Sam soñaba con el día en que llegara su turno de tener la marca. Soñaba con salir en búsqueda de su "media naranja" y alejarse de aquella vida de cazador que tanta pena le había causado. Soñaba con sentirse lleno, preguntándose cómo sería esa sensación de plenitud que los adultos prometían muy a pesar de que él no sentía en su alma carencia alguna. O tal vez no sabía identificarla.
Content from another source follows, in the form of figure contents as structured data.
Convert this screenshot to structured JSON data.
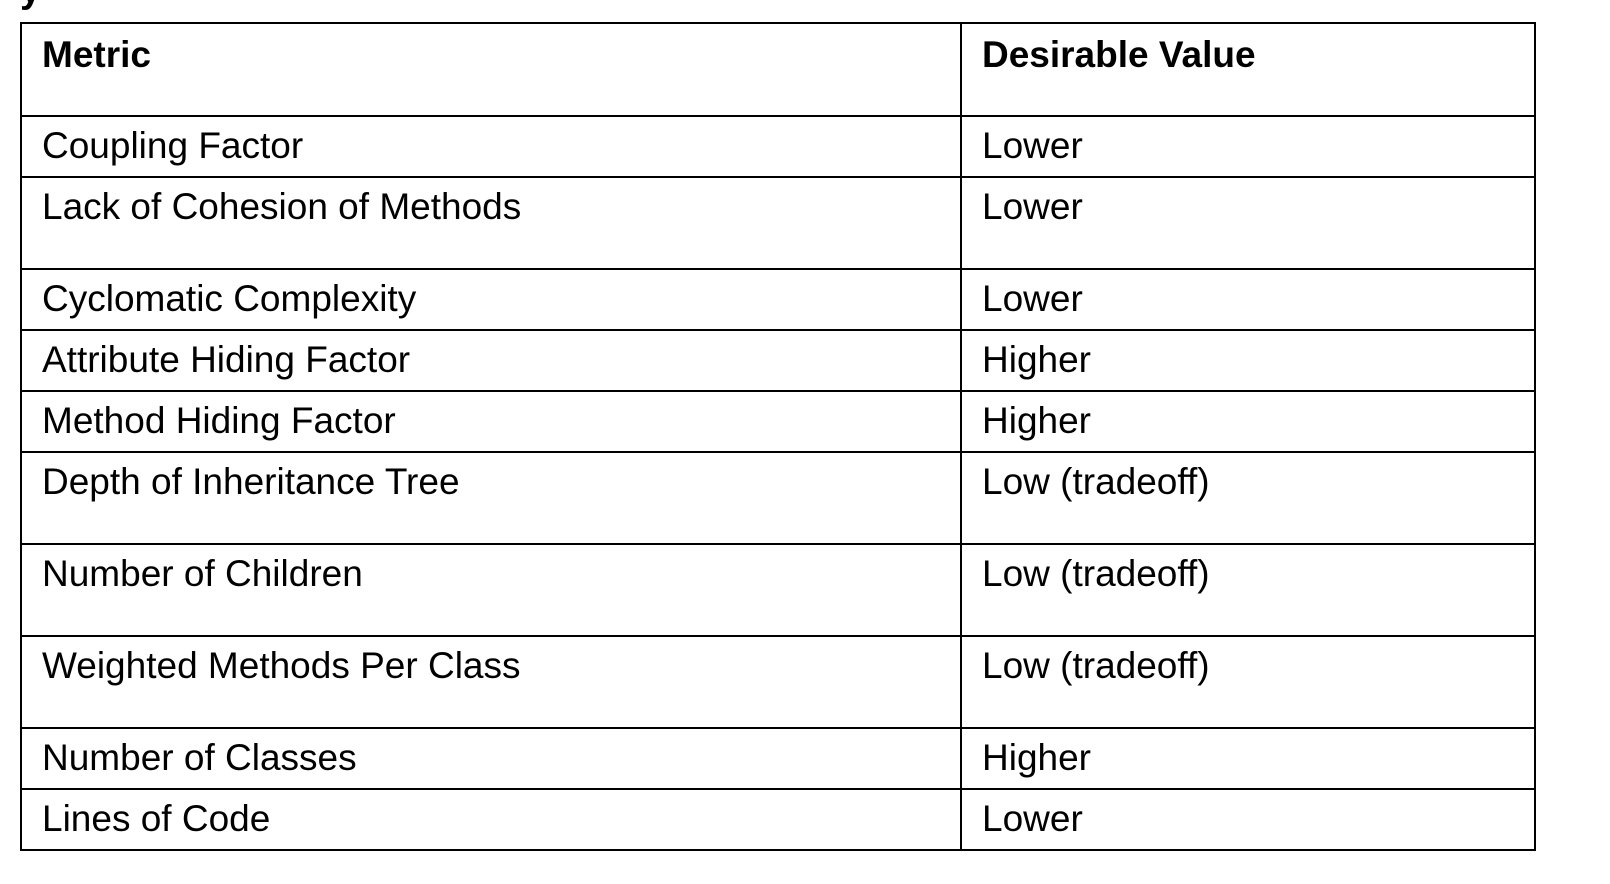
{
  "page_title_fragment": "y",
  "table": {
    "headers": [
      "Metric",
      "Desirable Value"
    ],
    "rows": [
      {
        "metric": "Coupling Factor",
        "value": "Lower",
        "tall": false
      },
      {
        "metric": "Lack of Cohesion of Methods",
        "value": "Lower",
        "tall": true
      },
      {
        "metric": "Cyclomatic Complexity",
        "value": "Lower",
        "tall": false
      },
      {
        "metric": "Attribute Hiding Factor",
        "value": "Higher",
        "tall": false
      },
      {
        "metric": "Method Hiding Factor",
        "value": "Higher",
        "tall": false
      },
      {
        "metric": "Depth of Inheritance Tree",
        "value": "Low (tradeoff)",
        "tall": true
      },
      {
        "metric": "Number of Children",
        "value": "Low (tradeoff)",
        "tall": true
      },
      {
        "metric": "Weighted Methods Per Class",
        "value": "Low (tradeoff)",
        "tall": true
      },
      {
        "metric": "Number of Classes",
        "value": "Higher",
        "tall": false
      },
      {
        "metric": "Lines of Code",
        "value": "Lower",
        "tall": false
      }
    ]
  }
}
En la escuela le enseñaron que todos tenían un vacío dentro que se aplacaría al conocer a sus almas gemelas, por lo que era natural para los humanos sentirse tristes, perdidos y desmotivados sin razón.
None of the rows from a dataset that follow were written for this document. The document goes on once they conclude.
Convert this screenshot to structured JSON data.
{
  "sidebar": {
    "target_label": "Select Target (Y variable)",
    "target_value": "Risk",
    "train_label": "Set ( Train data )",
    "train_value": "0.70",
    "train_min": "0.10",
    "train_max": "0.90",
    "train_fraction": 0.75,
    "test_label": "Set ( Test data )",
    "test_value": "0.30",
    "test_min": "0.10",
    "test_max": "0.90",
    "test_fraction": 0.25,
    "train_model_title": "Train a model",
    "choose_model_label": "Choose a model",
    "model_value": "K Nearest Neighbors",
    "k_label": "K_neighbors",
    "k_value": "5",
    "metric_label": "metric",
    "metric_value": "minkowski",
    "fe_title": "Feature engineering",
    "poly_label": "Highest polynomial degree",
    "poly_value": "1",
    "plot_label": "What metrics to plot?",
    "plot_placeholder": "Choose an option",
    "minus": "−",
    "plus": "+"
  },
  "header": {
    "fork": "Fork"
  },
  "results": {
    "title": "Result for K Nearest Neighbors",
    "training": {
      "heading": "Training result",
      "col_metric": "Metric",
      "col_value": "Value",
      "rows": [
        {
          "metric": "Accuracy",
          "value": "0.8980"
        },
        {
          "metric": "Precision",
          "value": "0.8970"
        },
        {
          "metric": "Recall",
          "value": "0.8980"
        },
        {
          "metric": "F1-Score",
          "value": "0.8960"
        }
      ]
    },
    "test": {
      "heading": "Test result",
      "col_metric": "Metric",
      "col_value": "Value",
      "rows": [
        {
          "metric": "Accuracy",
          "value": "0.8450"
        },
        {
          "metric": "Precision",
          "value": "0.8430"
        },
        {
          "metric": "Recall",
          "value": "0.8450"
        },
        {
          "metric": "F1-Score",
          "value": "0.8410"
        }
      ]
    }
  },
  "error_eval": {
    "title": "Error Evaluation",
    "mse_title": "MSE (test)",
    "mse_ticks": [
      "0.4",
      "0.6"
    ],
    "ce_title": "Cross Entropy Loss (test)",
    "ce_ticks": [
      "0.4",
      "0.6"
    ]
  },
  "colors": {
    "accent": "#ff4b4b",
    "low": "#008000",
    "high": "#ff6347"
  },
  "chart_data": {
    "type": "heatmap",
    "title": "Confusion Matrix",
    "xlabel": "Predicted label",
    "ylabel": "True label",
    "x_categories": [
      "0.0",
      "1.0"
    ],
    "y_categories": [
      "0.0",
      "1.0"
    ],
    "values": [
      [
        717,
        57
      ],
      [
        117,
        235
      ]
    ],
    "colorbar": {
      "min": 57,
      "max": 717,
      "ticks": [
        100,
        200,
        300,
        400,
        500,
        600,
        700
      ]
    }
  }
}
—No será permanente. Algún día, cuando tengan su marca, sentirán el llamado y toda la angustia desaparecerá cuando conozcan a su otra mitad. —Solía decirles la profesora Mongomery con una sonrisa soñadora, sin duda pensando en su esposa.
Cuando Sam oía hablar de este supuesto vacío no podía evitar mostrarse desconcertado, buscando en sus compañeros de clase alguna expresión similar a la suya que demostrase que ese vacío no era más que un mito en el que la gente se empeñaba en creer. Sin embargo, en los rostros que lo rodeaban nunca vio más que alivio y esperanza, como si esos niños de nueve, diez, once años supieran lo que era anhelar algo lejano. Sam no lo comprendía. Jamás había sentido cosa semejante; los momentos de tristeza en su vida tuvieron siempre un fundamento: que su padre rompiera la promesa de llegar a tiempo para su cumpleaños o cuando lamentaba no poder tener las cosas que otros niños tenían a causa de la vida que llevaba. La presencia de Dean era lo único que lograba reconfortarlo.
Lo que sí entendía era que perder a la otra mitad del alma significaba un dolor constante y absoluto, mil veces peor que el vacío que los demás decían percibir dentro.
Sabía que el alma de su padre se había quebrado en mil pedazos luego de la muerte de su madre, y había visto ese mismo dolor reflejado en muchos de los cazadores que su padre conocía. Bobby era uno de ellos, siempre con expresión atormentada, sin descanso. Pero eso era algo en lo que la mayoría de las personas trataba de no pensar. El sueño llegaba hasta el momento en que las almas se encontraban, lo que viniera después no importaba.
Para Sam la promesa de una persona perfecta para él, que lo amara, lo entendiera y quisiera estar a su lado por siempre, era motivo suficiente para levantarse cada día con la certeza de que algún día la vida mejoraría. Por supuesto, él también deseaba amar, entender y estar por siempre junto a su persona destinada. La persona creada por Dios especialmente para él. Sólo pensarlo causaba que una sonrisa le surcara los labios.
Dean no compartía su entusiasmo.
—¿Por qué ilusionarme por una persona que probablemente nunca vaya a conocer? Las probabilidades de encontrar a mi alma gemela son mínimas —decía cuando el tema surgía.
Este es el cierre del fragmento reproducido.